FWIW i'd highly recommend saving your money, and buying a pressurized co2 system, the all-in-one kits or DIY buy-all-the-parts-method shouldn't cost you more than $200 total

i did a lot of digging and shopping and managed to get a $52 shipped 10gal aluminum tank, a 34$ regulator and 26$ for a needle valve and check valve from rexgrigg.com, throw in a cheap or homemade bubble counter and a diffuser(~20$) of your choice as well as a $12 co2 fill and you have your pressurized co2 system.

my total was about 150$ for the entire setup which includes airline tubing and some misc brass adapters..


----------



## elaphe (Aug 24, 2006)

southpark said:


> FWIW i'd highly recommend saving your money, and buying a pressurized co2 system, the all-in-one kits or DIY buy-all-the-parts-method shouldn't cost you more than $200 total
> 
> i did a lot of digging and shopping and managed to get a $52 shipped 10gal aluminum tank, a 34$ regulator and 26$ for a needle valve and check valve from rexgrigg.com, throw in a cheap or homemade bubble counter and a diffuser(~20$) of your choice as well as a $12 co2 fill and you have your pressurized co2 system.
> 
> my total was about 150$ for the entire setup which includes airline tubing and some misc brass adapters..


I did the same, and put together a system with a 5# aluminum tank, check-valve, bubble counter, needle valve, 2 AquaticMagic diffusers (change out one while cleaning the other), and tubing for around $120.

Check the web, especially the home brew websites.
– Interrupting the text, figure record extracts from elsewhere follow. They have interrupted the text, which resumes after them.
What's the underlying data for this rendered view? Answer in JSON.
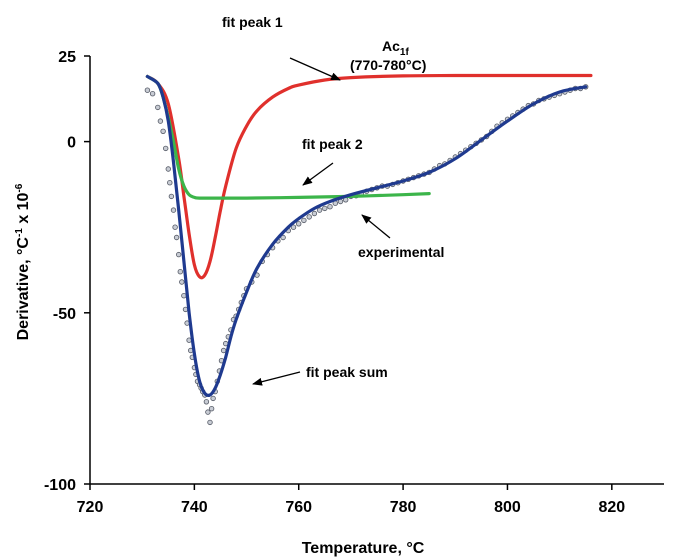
{
  "chart_data": {
    "type": "line",
    "title": "",
    "xlabel": "Temperature, °C",
    "ylabel": "Derivative, °C",
    "ylabel_sup1": "-1",
    "ylabel_mid": " x 10",
    "ylabel_sup2": "-6",
    "xlim": [
      720,
      830
    ],
    "ylim": [
      -100,
      25
    ],
    "xticks": [
      720,
      740,
      760,
      780,
      800,
      820
    ],
    "yticks": [
      25,
      0,
      -50,
      -100
    ],
    "grid": false,
    "colors": {
      "fit_peak_1": "#e0302c",
      "fit_peak_2": "#3cb54a",
      "fit_peak_sum": "#1f3a8f",
      "experimental": "#5a5f6b"
    },
    "series": [
      {
        "name": "fit peak 1",
        "x": [
          731,
          733,
          735,
          737,
          738,
          739,
          740,
          741,
          742,
          743,
          744,
          745,
          746,
          748,
          750,
          752,
          755,
          758,
          760,
          765,
          770,
          780,
          790,
          800,
          816
        ],
        "y": [
          19,
          17,
          11,
          -5,
          -16,
          -27,
          -36,
          -39.5,
          -39,
          -35,
          -28,
          -20,
          -13,
          -2,
          4.5,
          9,
          13,
          15.5,
          16.5,
          18,
          18.7,
          19.2,
          19.3,
          19.3,
          19.3
        ]
      },
      {
        "name": "fit peak 2",
        "x": [
          731,
          733,
          734,
          735,
          736,
          737,
          738,
          739,
          740,
          741,
          745,
          750,
          760,
          770,
          780,
          785
        ],
        "y": [
          19,
          17,
          13,
          7,
          0,
          -8,
          -13,
          -15.5,
          -16.3,
          -16.5,
          -16.5,
          -16.5,
          -16.3,
          -16,
          -15.5,
          -15.2
        ]
      },
      {
        "name": "fit peak sum",
        "x": [
          731,
          733,
          734,
          735,
          736,
          737,
          738,
          739,
          740,
          741,
          742,
          743,
          744,
          745,
          746,
          747,
          748,
          750,
          752,
          755,
          758,
          760,
          763,
          766,
          770,
          775,
          780,
          785,
          790,
          795,
          800,
          805,
          810,
          815
        ],
        "y": [
          19,
          17,
          13,
          6,
          -6,
          -20,
          -35,
          -50,
          -62,
          -70,
          -73.5,
          -74,
          -72,
          -68,
          -63,
          -57,
          -52,
          -44,
          -37,
          -30,
          -25,
          -22.5,
          -19.5,
          -17.5,
          -15.5,
          -13.5,
          -11.5,
          -9,
          -5,
          0.5,
          6,
          11,
          14.5,
          16
        ]
      }
    ],
    "experimental": {
      "name": "experimental",
      "x": [
        731,
        732,
        733,
        733.5,
        734,
        734.5,
        735,
        735.3,
        735.6,
        736,
        736.3,
        736.6,
        737,
        737.3,
        737.6,
        738,
        738.3,
        738.6,
        739,
        739.3,
        739.6,
        740,
        740.3,
        740.6,
        741,
        741.3,
        741.6,
        742,
        742.3,
        742.6,
        743,
        743.3,
        743.6,
        744,
        744.4,
        744.8,
        745.2,
        745.6,
        746,
        746.5,
        747,
        747.5,
        748,
        748.5,
        749,
        749.5,
        750,
        751,
        752,
        753,
        754,
        755,
        756,
        757,
        758,
        759,
        760,
        761,
        762,
        763,
        764,
        765,
        766,
        767,
        768,
        769,
        770,
        771,
        772,
        773,
        774,
        775,
        776,
        777,
        778,
        779,
        780,
        781,
        782,
        783,
        784,
        785,
        786,
        787,
        788,
        789,
        790,
        791,
        792,
        793,
        794,
        795,
        796,
        797,
        798,
        799,
        800,
        801,
        802,
        803,
        804,
        805,
        806,
        807,
        808,
        809,
        810,
        811,
        812,
        813,
        814,
        815
      ],
      "y": [
        15,
        14,
        10,
        6,
        3,
        -2,
        -8,
        -12,
        -16,
        -20,
        -25,
        -28,
        -33,
        -38,
        -41,
        -45,
        -49,
        -53,
        -58,
        -61,
        -63,
        -66,
        -68,
        -70,
        -71,
        -72,
        -73,
        -74,
        -76,
        -79,
        -82,
        -78,
        -75,
        -73,
        -70,
        -67,
        -64,
        -61,
        -59,
        -57,
        -55,
        -52,
        -51,
        -49,
        -47,
        -45,
        -43,
        -41,
        -39,
        -35,
        -33,
        -31,
        -29,
        -28,
        -26,
        -25,
        -24,
        -23,
        -22,
        -21,
        -20,
        -19.5,
        -19,
        -18,
        -17.5,
        -17,
        -16,
        -15.8,
        -15.2,
        -14.5,
        -14,
        -13.5,
        -13,
        -13,
        -12.5,
        -12,
        -11.5,
        -11,
        -10.5,
        -10,
        -9.5,
        -9,
        -8,
        -7,
        -6.5,
        -5.5,
        -4.5,
        -3.5,
        -2.5,
        -1.5,
        -0.5,
        0.5,
        1.5,
        3,
        4.5,
        5.5,
        6.5,
        7.5,
        8.5,
        9.5,
        10.5,
        11,
        12,
        12.5,
        13,
        13.5,
        14,
        14.5,
        15,
        15.5,
        15.5,
        16
      ]
    },
    "annotations": {
      "fit_peak_1": "fit peak 1",
      "ac_label": "Ac",
      "ac_sub": "1f",
      "ac_range": "(770-780°C)",
      "fit_peak_2": "fit peak 2",
      "experimental": "experimental",
      "fit_peak_sum": "fit peak sum"
    }
  }
}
I think a pressurized system will serve you much better in the long run.

Brian


----------



## Jillis (May 11, 2005)

Hey thanks for all the help. Guess I won't be considering Nisso. But my tank is only a 3g nano. And i have added Excel and Flourish. Still no pearling. I have some Java Moss growing quite well though.

Been trying to post a pic of my tank but my pic is too big!!
Can anyone tell me how you resize pics ?

Thanks
Jillis


----------



## yxberia (Apr 19, 2005)

> Can anyone tell me how you resize pics ?


IrfanView is one of the best freeware tool you can use to resize your picture.

IrfanView - one of the most popular viewers worldwide

Go to Image > Resize/Resample>set the size you want and make sure you select Resample option. 
When saving, set the JPG compression quality to 80%. That's it.


----------



## Jillis (May 11, 2005)

Hey thanks Yxberia for your help. Unfortunately I am using Mac OS X. Can Mac accept Irfanview? Sorry I'm not very Mac savy yet. Still learning. Appreciate it if you can guide me through this.

Good evening
Jillis


----------